As I look them over, I admire their almost Zen-like calm…. It’s a little odd.  Actually, a little weird.   Plus, they don’t quite look like anything else in the animal world.  Sure they’re beautiful… but all the other animals have sort of a squarish, boxy look.  Giraffes are sort of an un-box, a rhombus… with a neck attachment… that’s just a little—bit--creepy?  And what’s with their strange-looking horns?   

I snap out of my daze.   We’re real close to one now and our guide is telling us some cool stuff about giraffes: they have an incredibly strong back kick.  In fact, he tells us, a giraffe can actually kill a lion!

Whoa.  Hold on – this just turns everything upside down in my personal animal kingdom. A giraffe can take out a lion?   No way.  Maybe he can out-meditate a lion…. 

But our guide tells us to be cautious as we circle the creature, our camera and the long microphone pole dangling pretty close to that huge head.  He’s probably never seen anything like us before.

                    I Don’t Think He Likes Us  

I definitely get that feeling.  He moves away, just a bit.  He bucks a little.  We look at each other. What’s up with him?   

And then he charges!

What?  Instinctively, we back off… quickly.  But we also laugh in disbelief. Except now he’s really moving toward us and a quick glance at the panicked face of our guide, off to the side, tells me to stop laughing. 

The three of us scramble, shout and bump into each other as we race to the safety of a nearby tree.  There, we take refuge on the far side of the tree trunk, where the giraffe can’t see us. 

We catch our breath and offer expletives.  But only for a moment.

Because the big guy suddenly stretches his long neck way around the tree trunk, to look us over. We are eyeball to eyeball with him.  Did we really think we could hide behind a tree from a giant giraffe?    

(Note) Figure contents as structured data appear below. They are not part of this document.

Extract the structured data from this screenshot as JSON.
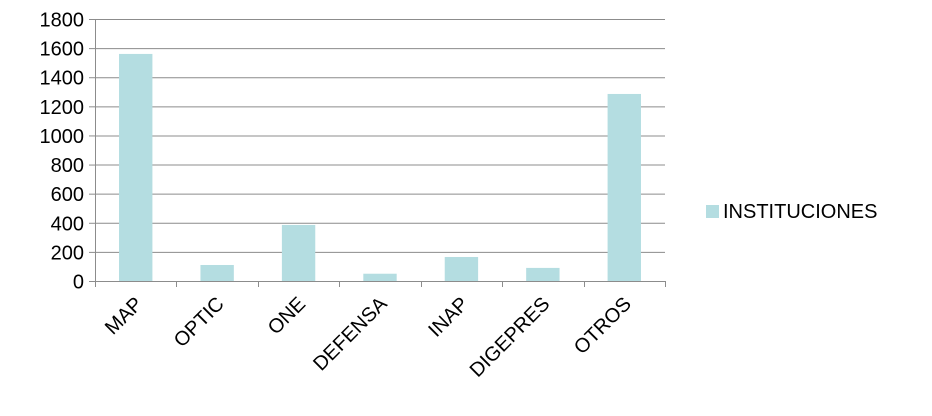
{
  "chart_data": {
    "type": "bar",
    "title": "",
    "xlabel": "",
    "ylabel": "",
    "categories": [
      "MAP",
      "OPTIC",
      "ONE",
      "DEFENSA",
      "INAP",
      "DIGEPRES",
      "OTROS"
    ],
    "series": [
      {
        "name": "INSTITUCIONES",
        "values": [
          1560,
          110,
          385,
          50,
          165,
          90,
          1285
        ],
        "color": "#b4dde1"
      }
    ],
    "ylim": [
      0,
      1800
    ],
    "yticks": [
      0,
      200,
      400,
      600,
      800,
      1000,
      1200,
      1400,
      1600,
      1800
    ],
    "grid": true,
    "legend_position": "right",
    "colors": {
      "bar": "#b4dde1",
      "grid": "#8c8c8c",
      "axis": "#8c8c8c"
    }
  }
}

Steve is first to speak, “Holy shit!!”.  We explode away from our tree refuge, running about in panicked circles to escape, bumping into each other, like The Three Stooges on safari. 

In the insanity of the moment, I’m yelling, “Whoop-whoop-whoop!”

JR is going, “Nyaaaaahhhh!”

Steve adds, “Eeeb-eeb-eeb!”

If this was a real Three Stooges episode, there’d be a nearby lake where the three of us would now run at high speed and dive in head first.    

This being Giraffe Manor, we instead, scramble away from the now bemused giraffe, to the Manor house and run up the steps, into the foyer.   

There, we breathlessly collapse and take stock.  We’re OK. We’ve had our first adventure.  We feel like idiots.  But we’re ready for Africa.